A.J. Brown is the offense's focal point, unsurprisingly. Not only is Brown dominating in both team and individual drills, but the coaches are also adapting the playbook to his benefit. The team rarely used in-routes last year, but in recognition of Brown’s size and ability to make plays after the catch, Sirianni emphasizes in-routes nearly every practice session. DeVonta Smith missed time this week with a groin injury, but it’s not considered significant. Smith is being asked to play a complementary role in Year 2 after being featured as a rookie. Quez Watkins remains the No. 3, while Sirianni-favorite Zach Pascal should be a roster lock if (a big IF) he can stay healthy. Undrafted rookie Britain Covey is making a case for one of the final roster spots. Although nothing is set in stone, he’s showing well as a slot receiver with the second-team offense and in the running for the punt return duties. Jalen Reagor is fighting hard to regain the coaches’ trust, but he could be on the outside looking in when rosters are finalized.
It’s Dallas Goedert and then a bunch of question marks. Goedert’s role as a key offensive cog was cemented with last year’s trade of Zach Ertz. He’ll be on the field most of the time. But if the Eagles hope to have two tight-end sets as a viable option, the puzzle has yet to be deciphered through a week-plus of practice. Rookie Grant Calcaterra, who retired from college football a few years ago because of injuries, is out with a hamstring problem. Tyree Jackson is on the PUP list, Jaeden Graham was placed on season-ending IR, and Richard Rodgers just got off the PUP. Jack Stoll is penciled in as the No. 2, but he’s limited in both phases of the game.
Long-time team leader Brandon Graham tore his Achilles last season, and many feared it would end his tenure in Philadelphia. But the veteran is already back on the practice field and performing well as one of the key cogs in Jonathan Gannon’s defensive front. Free agent linebacker Kyzir White shook off early practice inconsistency and looks like an upgrade in recent sessions, particularly in pass coverage. When the Eagles gave Haason Reddick $30 million guaranteed, it was for his exceptional pass rush abilities.
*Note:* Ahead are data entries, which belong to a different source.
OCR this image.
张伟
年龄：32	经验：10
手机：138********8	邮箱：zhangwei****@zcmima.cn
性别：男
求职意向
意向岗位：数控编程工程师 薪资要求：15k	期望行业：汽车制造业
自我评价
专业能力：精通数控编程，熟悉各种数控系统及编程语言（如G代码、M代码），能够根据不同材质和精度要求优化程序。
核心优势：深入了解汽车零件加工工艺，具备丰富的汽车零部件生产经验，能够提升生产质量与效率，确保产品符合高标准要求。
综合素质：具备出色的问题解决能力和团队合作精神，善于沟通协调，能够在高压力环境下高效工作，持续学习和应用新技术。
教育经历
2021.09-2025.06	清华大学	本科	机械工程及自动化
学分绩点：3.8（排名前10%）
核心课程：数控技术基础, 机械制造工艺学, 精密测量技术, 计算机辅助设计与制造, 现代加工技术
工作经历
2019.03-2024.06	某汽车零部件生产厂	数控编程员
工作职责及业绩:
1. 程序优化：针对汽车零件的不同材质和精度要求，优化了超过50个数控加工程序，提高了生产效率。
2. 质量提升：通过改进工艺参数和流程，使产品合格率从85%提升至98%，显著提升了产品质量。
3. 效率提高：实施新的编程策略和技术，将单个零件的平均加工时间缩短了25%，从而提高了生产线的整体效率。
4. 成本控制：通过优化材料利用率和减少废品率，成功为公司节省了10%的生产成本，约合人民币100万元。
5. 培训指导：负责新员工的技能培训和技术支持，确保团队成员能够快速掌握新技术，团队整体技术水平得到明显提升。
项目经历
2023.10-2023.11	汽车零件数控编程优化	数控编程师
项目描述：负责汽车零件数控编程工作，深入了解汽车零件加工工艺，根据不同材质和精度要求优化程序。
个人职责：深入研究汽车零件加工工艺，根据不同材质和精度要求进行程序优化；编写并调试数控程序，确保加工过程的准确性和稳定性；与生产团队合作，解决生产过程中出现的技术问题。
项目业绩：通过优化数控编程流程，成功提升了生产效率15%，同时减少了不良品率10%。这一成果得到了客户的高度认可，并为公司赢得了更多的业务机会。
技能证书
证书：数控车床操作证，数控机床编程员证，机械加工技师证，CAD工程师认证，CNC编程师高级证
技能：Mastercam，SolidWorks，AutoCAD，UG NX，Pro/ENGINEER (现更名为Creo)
But Gannon is talking Reddick up as a three-down player. “He’s a really good cover guy, so sometimes that’s a matchup-driven thing,” Gannon said. “He knows that when he would be dropping, like all our overhang players, there is a reason why we do that — flexibility within the defense. Depending on what the offense does, that’s the kind of spacing we want to play, and it helps his teammates win some one-on-one battles. So, that’s a process with all those guys that we are figuring out now.” Nakobe Dean, the University of Georgia’s defensive captain last year, was noticeably quiet through the first week and a half of practice; he rarely saw meaningful reps with the starters. But he’s getting worked into the starting rotation more frequently of late. InsideTheBird’s Adam Caplan believes cornerback James Bradberry is the best player on defense.